Bart was married to his wife, Valmae, since 1954, and they had just celebrated their 61st wedding anniversary. I would like to spend some time talking about my family and local connections to the great Bart Cummings. For me personally, my memories of growing up are of World of Sport on Sunday morning, listening to Roy Higgins and Johnny Tapp's calls, memorising the silks of the different trainers, hoping for a Cummings horse in the sweep every Cup day. Bart Cummings was a larger-than-life figure for me growing up. Interviews with him on prime time news heralded the beginning of the spring racing season every year. I remember staying up on Melbourne Cup day to watch the Southern Cross ballroom celebrations, to see Bart celebrating with jockey, with owners, with people who loved racing. He was part of the fabric of my life because of my family's connection to racing.

The local Werribee Racing Club was my father's passion. He was a very fortunate man to have been an early friend of Bart's. The Werribee Racing Club is one of the legacies my father left us—with a passion for racing. I rang my mother this morning to ask her about her memories of Bart and her memories of Val. Her words were, 'Oh, they were nice jolly people, like most racing people.' And then she reminisced about days when they graced the old members lounge at the Werribee racetrack on Werribee Cup day. And of course Bart trained local horses Leica Show and Leica Lover, who were owned and bred by a great friend of my father, Bob Gard. Leica Show won the 1974 Oaks and Leica Lover won the Australian Derby the year after my father died. My mother has strong memories of those celebrations and of Bart's work training the Leica horses.

Bart leaves Valmae, his wife, and Margaret, Anthony, Sharon and Annemarie, his surviving children. He was buried from St Mary's Cathedral in Sydney this week.

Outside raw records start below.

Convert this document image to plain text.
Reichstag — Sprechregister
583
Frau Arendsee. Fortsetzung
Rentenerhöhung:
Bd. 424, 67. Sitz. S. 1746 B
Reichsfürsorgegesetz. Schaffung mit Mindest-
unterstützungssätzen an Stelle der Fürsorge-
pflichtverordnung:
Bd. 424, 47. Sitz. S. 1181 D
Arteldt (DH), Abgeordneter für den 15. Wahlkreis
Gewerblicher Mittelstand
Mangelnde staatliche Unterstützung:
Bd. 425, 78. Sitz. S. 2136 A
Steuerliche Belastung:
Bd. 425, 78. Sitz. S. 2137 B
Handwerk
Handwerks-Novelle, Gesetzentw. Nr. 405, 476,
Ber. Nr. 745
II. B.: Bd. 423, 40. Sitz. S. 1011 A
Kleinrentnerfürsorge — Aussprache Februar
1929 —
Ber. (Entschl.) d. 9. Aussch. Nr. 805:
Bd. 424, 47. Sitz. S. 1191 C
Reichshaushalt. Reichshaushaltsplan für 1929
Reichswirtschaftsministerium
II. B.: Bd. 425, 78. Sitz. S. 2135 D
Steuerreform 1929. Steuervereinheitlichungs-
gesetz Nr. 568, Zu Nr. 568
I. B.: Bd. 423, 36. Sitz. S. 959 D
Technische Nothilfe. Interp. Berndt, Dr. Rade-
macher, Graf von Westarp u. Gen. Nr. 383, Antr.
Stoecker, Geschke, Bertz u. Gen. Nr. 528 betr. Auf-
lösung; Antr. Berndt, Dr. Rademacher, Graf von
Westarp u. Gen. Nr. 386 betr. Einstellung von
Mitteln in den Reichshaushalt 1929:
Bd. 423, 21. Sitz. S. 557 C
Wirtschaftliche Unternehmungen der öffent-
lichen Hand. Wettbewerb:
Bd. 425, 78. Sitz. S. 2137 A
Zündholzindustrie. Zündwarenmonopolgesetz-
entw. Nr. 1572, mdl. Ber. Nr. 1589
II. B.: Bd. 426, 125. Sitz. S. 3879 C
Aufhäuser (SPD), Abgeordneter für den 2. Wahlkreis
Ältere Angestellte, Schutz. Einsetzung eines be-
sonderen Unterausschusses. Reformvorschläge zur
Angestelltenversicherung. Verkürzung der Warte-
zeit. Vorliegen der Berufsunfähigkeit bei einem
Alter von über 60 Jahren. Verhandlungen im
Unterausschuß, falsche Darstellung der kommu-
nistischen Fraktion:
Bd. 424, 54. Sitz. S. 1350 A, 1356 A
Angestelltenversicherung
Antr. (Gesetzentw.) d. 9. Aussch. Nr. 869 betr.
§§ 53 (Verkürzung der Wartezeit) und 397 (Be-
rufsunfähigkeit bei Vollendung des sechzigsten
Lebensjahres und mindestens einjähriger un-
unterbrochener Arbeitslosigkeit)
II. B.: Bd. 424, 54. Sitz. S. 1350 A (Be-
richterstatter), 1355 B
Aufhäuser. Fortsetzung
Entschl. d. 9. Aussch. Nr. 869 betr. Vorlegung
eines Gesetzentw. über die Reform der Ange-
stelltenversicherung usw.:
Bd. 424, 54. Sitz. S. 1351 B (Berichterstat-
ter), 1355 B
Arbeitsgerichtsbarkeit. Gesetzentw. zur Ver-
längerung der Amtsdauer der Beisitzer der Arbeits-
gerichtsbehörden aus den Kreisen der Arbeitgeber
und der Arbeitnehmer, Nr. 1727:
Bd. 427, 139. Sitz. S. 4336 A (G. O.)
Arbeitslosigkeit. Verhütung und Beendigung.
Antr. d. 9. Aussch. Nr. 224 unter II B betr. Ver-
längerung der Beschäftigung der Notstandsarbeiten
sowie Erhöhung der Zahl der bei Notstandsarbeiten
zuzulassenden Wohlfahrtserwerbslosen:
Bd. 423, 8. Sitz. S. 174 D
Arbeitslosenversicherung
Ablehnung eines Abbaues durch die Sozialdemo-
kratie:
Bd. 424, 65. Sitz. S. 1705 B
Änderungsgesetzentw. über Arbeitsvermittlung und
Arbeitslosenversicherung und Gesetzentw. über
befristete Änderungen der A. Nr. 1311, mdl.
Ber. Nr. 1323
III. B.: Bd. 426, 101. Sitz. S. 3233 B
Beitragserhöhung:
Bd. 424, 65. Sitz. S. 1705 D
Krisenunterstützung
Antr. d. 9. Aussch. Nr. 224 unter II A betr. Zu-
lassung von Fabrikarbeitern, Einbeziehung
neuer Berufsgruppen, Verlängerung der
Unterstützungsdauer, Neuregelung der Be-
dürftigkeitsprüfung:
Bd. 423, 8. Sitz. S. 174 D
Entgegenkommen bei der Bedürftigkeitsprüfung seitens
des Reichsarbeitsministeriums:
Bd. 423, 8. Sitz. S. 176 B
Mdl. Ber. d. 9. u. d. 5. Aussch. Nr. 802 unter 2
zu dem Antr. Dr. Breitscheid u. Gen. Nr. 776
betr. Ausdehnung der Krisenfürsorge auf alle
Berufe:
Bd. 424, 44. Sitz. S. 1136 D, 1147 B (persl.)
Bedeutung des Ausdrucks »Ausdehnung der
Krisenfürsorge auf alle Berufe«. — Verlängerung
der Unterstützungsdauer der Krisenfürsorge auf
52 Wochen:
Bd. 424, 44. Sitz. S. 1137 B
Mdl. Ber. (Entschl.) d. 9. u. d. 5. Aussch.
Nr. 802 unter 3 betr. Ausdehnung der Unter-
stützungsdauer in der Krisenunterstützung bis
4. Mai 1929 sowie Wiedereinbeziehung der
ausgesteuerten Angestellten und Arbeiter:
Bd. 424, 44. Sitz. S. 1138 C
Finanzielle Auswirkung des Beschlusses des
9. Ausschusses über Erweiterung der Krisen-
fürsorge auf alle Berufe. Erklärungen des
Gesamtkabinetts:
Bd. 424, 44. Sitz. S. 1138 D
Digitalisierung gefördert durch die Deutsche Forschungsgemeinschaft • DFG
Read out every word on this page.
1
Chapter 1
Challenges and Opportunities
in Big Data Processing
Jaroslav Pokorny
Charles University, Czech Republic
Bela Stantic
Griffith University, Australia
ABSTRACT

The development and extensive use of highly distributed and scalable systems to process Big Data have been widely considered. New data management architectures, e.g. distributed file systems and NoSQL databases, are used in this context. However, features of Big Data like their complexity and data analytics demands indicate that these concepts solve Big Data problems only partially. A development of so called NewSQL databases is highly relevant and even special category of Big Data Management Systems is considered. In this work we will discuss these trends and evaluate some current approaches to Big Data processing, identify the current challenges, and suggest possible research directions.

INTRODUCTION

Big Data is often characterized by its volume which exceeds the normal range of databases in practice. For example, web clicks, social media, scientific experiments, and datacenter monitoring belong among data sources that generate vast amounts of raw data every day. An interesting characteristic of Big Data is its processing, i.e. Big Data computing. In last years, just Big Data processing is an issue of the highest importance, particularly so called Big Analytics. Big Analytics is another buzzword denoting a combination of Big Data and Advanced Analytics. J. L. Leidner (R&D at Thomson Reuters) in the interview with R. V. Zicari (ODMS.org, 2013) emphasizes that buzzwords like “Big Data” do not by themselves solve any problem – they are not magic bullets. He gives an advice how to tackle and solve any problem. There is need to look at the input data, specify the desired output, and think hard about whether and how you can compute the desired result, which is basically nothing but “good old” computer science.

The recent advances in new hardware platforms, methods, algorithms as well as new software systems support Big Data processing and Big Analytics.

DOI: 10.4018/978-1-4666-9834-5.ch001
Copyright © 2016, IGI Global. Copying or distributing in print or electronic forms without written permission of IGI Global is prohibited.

And of course Bart's is a great immigrant story as well, his father having been Irish and also a horse trainer. Bart lived his life along the lines that we know so many other Australians do: he was determined never to give up. We look back on a life in racing and stories of Bart rubbing shoulders with royalty, with incredibly wealthy people, and we often forget the hard times Bart and the Cummings family faced in their journey in racing. But we do remember that Bart never gave up. We also remember that many racing lovers and many punters every year hoped for another Melbourne Cup winner for Bart—but not this year. Rest in peace.